Po smutnych wieściach o rozwodzie Farisa i Pratta w Internecie pojawił się wywiad z osobą znającą się na sobie, która była bliska znajomości byłych małżonków. Oto słowa przyjaciela rodziny:
- O ile wiem, powodem jest to, że Anna nie mogła przetrwać gwiaździstego startu małżonka. Ci, którzy śledzą swoje życie, wiedzą, że do 2011 Faris był bardzo poszukiwany. Otrzymała ogromną liczbę zaproszeń na różne pokazy, projekty telewizyjne, a także do filmowych strzelanin. Jednak narodziny dziecka zmieniły wszystko. Anna całkowicie poświęciła się rodzinie i teraz rozpoczyna karierę, po 6-letniej przerwie jest dla niej bardzo trudna. Jeśli chodzi o Chrisa, to on, wręcz przeciwnie, wszystko jest bardzo dobre. W ciągu ostatnich 7 lat jego kariera nabrała tempa. Chris można zobaczyć na 16 obrazach, w których brał udział w tym okresie. W swoim koncie główne role w takich hitach kinowych, jak "Strażnicy galaktyki", "Świat okresu jurajskiego" i wielu innych ".
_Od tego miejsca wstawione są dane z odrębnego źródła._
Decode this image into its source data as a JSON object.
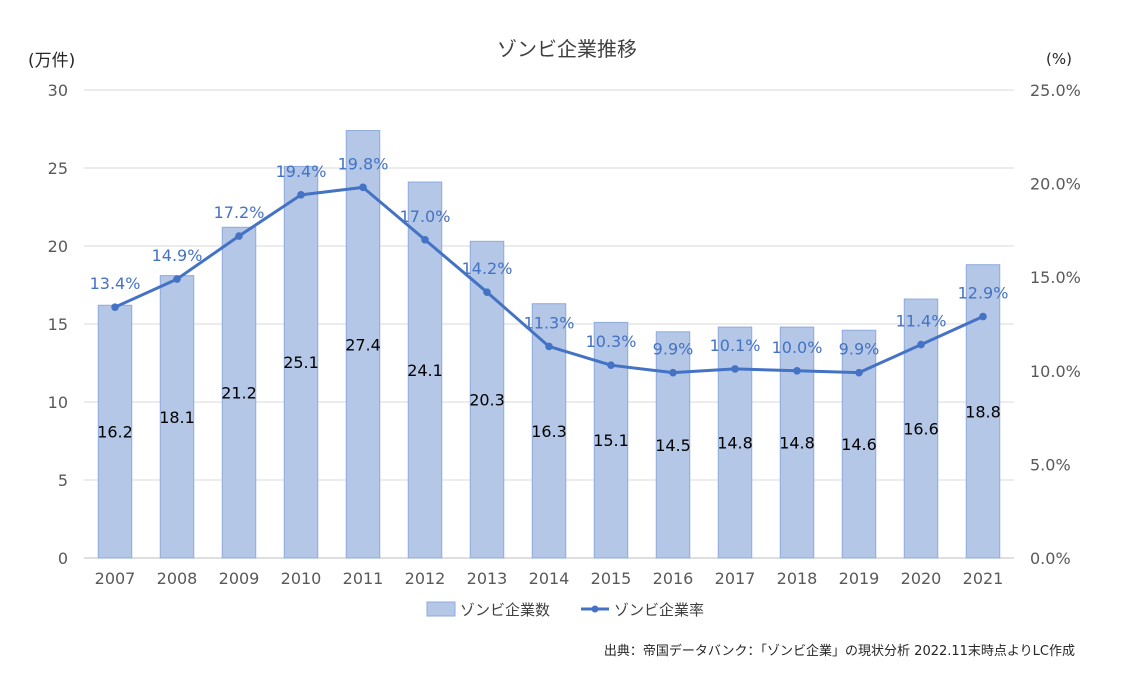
{
  "chart_data": {
    "type": "bar",
    "title": "ゾンビ企業推移",
    "ylabel_left": "(万件)",
    "ylabel_right": "(%)",
    "categories": [
      "2007",
      "2008",
      "2009",
      "2010",
      "2011",
      "2012",
      "2013",
      "2014",
      "2015",
      "2016",
      "2017",
      "2018",
      "2019",
      "2020",
      "2021"
    ],
    "left_axis": {
      "min": 0,
      "max": 30,
      "ticks": [
        "0",
        "5",
        "10",
        "15",
        "20",
        "25",
        "30"
      ]
    },
    "right_axis": {
      "min": 0,
      "max": 25,
      "ticks": [
        "0.0%",
        "5.0%",
        "10.0%",
        "15.0%",
        "20.0%",
        "25.0%"
      ]
    },
    "grid": true,
    "legend_position": "bottom",
    "series": [
      {
        "name": "ゾンビ企業数",
        "type": "bar",
        "axis": "left",
        "color": "#b4c7e7",
        "border_color": "#8faadc",
        "values": [
          16.2,
          18.1,
          21.2,
          25.1,
          27.4,
          24.1,
          20.3,
          16.3,
          15.1,
          14.5,
          14.8,
          14.8,
          14.6,
          16.6,
          18.8
        ],
        "labels": [
          "16.2",
          "18.1",
          "21.2",
          "25.1",
          "27.4",
          "24.1",
          "20.3",
          "16.3",
          "15.1",
          "14.5",
          "14.8",
          "14.8",
          "14.6",
          "16.6",
          "18.8"
        ]
      },
      {
        "name": "ゾンビ企業率",
        "type": "line",
        "axis": "right",
        "color": "#4472c4",
        "values": [
          13.4,
          14.9,
          17.2,
          19.4,
          19.8,
          17.0,
          14.2,
          11.3,
          10.3,
          9.9,
          10.1,
          10.0,
          9.9,
          11.4,
          12.9
        ],
        "labels": [
          "13.4%",
          "14.9%",
          "17.2%",
          "19.4%",
          "19.8%",
          "17.0%",
          "14.2%",
          "11.3%",
          "10.3%",
          "9.9%",
          "10.1%",
          "10.0%",
          "9.9%",
          "11.4%",
          "12.9%"
        ]
      }
    ],
    "source_note": "出典：帝国データバンク：「ゾンビ企業」の現状分析 2022.11末時点よりLC作成"
  }
}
Jednak dla wielu dziennikarzy, a także dla fanów tej gwiazdy, aplikacja rozwodowa była dużą niespodzianką, jak powiedziała niedawno Anna w swoim wywiadzie:
"Teraz w naszym związku odbywają się trudne wydarzenia. Nasza rodzina zawsze była bardzo silna, robiliśmy wszystko razem, robiliśmy plany na przyszłość i omawialiśmy najciekawsze rzeczy w ciągu dnia. Po prostu cieszyliśmy się najprostszymi rzeczami i byliśmy bardzo szczęśliwi z tego powodu. Wszystko zmieniło się po tym, jak Chris stał się bardzo popularny i poszukiwany. Teraz nawet patrzymy na siebie inaczej. Nie oznacza to jednak, że przestaliśmy być z rodziną, aby nią być. Wydaje mi się, że wszystkie te testy są podane, aby para mogła sprawdzić swoje uczucia i upewnić się, że nadal dobrze sobie radzą. "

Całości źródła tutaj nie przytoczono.